Friday, August 24, 2012

Back In The Saddle, Again

No, in spite of the title, this blog post is not about riding, although I've been spending a lot of time at the barn, lately.  Thanks at least in part to my time there, I haven't been writing and sharing the opinions I have on almost everything.

I've still had the opinions.  I just wasn't writing about them.  So, this post is a return to action prompted by all the campaign fervor and rhetoric being thrown around in the media by candidates, campaigns and other supporters, hangers-on or reporters claiming to be unbiased journalists.  (Here's a tip.  They aren't unbiased.)

Today a new billboard/photo plaque began floating around the internet via FaceBook and e-mail messages.


This proclaims itself as Social Security Facts and directs us where to look on the internet for more facts.  The only problem is that they aren't facts.  I don't know who these people are but the facts they offer are either half truths or outright incorrect.  Imagine that.

Social Security and Medicare are not part of the Federal budget because they have their own funding from Social Security and Medicare taxes.  That is absolutely correct.  Further, today, they are not broke and they are in fact still running a surplus.  That, too, is absolutely correct.  So far, so good.

However, neither program will remain solvent through this century as claimed.  That is absolutely incorrect.  According to the following article offered in the Los Angeles Times, a liberal publication, Social Security is projected to go into the red in 2033 and Medicare will hit the red even sooner in 2024, only 12 years from now.  http://articles.latimes.com/2012/apr/24/nation/la-na-medicare-report-20120424

When these two programs begin running deficits in 2024 and 2033, respectively, the Federal Government will have limited choices:  Raise Social Security and Medicare taxes even higher; reduce benefits; make payments from general Treasury funds, which will increase the deficit and require borrowing even more money.

The bottom line is the Federal Government issues Social Security checks and Medicare payments from the U.S. Treasury.  If the government can't get the money from Social Security and Medicare tax receipts, they have to get it from somewhere and the somewhere will be from general funds.

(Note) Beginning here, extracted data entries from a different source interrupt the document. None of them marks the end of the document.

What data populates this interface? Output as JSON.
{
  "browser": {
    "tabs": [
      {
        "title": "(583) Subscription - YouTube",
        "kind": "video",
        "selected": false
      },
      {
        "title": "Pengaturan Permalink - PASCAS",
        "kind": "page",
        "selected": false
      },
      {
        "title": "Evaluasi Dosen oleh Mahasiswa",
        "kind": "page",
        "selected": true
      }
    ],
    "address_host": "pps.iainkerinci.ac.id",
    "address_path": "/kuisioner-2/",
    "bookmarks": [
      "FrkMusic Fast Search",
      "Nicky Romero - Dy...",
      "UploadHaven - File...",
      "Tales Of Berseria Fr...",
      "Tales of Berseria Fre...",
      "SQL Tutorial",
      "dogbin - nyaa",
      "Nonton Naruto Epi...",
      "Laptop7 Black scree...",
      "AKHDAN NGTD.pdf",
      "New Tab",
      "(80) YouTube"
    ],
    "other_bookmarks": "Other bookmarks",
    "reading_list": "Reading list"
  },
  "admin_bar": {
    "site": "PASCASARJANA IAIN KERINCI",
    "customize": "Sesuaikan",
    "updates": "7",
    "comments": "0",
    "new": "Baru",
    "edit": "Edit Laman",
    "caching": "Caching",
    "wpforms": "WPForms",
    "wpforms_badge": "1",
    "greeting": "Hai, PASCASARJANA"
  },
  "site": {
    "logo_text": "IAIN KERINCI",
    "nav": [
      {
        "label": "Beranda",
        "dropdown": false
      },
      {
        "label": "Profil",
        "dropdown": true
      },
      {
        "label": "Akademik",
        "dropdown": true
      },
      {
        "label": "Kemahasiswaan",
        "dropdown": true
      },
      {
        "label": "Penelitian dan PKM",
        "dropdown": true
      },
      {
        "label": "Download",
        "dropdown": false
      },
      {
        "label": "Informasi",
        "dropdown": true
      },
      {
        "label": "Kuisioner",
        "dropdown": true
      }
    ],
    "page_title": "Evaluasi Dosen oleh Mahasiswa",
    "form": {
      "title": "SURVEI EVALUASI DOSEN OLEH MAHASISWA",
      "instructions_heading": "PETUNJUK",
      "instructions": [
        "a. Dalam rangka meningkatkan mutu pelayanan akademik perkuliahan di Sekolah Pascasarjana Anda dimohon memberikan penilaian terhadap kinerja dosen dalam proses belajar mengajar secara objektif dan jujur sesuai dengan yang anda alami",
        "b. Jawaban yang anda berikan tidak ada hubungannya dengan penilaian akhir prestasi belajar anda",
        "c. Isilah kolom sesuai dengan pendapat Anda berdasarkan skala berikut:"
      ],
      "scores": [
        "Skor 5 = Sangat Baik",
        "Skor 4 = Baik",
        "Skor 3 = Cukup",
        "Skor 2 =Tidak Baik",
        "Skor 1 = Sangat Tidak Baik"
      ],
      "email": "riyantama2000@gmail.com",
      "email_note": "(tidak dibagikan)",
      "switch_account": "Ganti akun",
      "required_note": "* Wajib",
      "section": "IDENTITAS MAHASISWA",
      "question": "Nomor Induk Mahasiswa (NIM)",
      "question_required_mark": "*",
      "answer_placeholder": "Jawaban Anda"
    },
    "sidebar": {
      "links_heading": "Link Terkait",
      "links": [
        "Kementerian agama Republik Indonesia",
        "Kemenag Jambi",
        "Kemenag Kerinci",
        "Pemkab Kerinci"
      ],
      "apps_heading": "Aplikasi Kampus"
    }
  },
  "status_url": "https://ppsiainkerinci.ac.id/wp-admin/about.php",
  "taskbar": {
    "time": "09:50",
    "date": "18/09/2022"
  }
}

So, the claim that Social Security and Medicare will remain solvent throughout the century are outright incorrect and the claim that these payments cannot add to the deficit are disingenuous.  So far, not so good.

Another claim is that Social Security and Medicare are not entitlements--that every dime has been earned, rather than given by government.  In truth, every dime of Social Security and Medicare payments are part of entitlement programs.  We, as current or former taxpayers, are not paying into retirement or medical accounts for our own use at a future time.  We make transfer payments, a form of tax in which today's payers support today's recipients.  We do so with the hope and belief that we'll be supported in turn by future taxpayers when we're entitled to receive benefits.  Hence the name, Entitlement Programs.  If you don't like it, call it something else but entitlement is what it is.

The last item claimed to be fact is about privatization of Social Security.  If Social Security had been privatized during the Bush Administration, would people within 15 years of retirement have lost 50% of their retirement accounts?  Yes and no.

If Social Security had been privatized (not something I advocate) and if participants had 100% of their retirements assets invested in S&P 500 stocks or mutual funds (not something I recommend) on October 10, 2007, they would have lost 57% of those retirement assets by March 9, 2009.  The facts are actually worse than the claim, although it wouldn't have mattered at all how close a participant was to retirement.  Unfortunately, the statement about eight years is not so accurate.

Looking specifically at the eight-year period claimed in the statement, investors in the S&P 500 would actually have had a positive return of 27%.  That's relatively modest for eight years but it is a gain and not the claimed loss.  Between September 2002 and September 2012, even counting the crash years of 2007-2009, the value of the S&P 500 is up 77%.  That's an annual average return of 7.7%, which is not a bad return by most standards.

These are the facts.  If there is anything to be gained, here, besides knowledge and truth, it's that none of us should accept these politically motivated claims without checking them.  Since your vote counts as much as mine, I hope you will.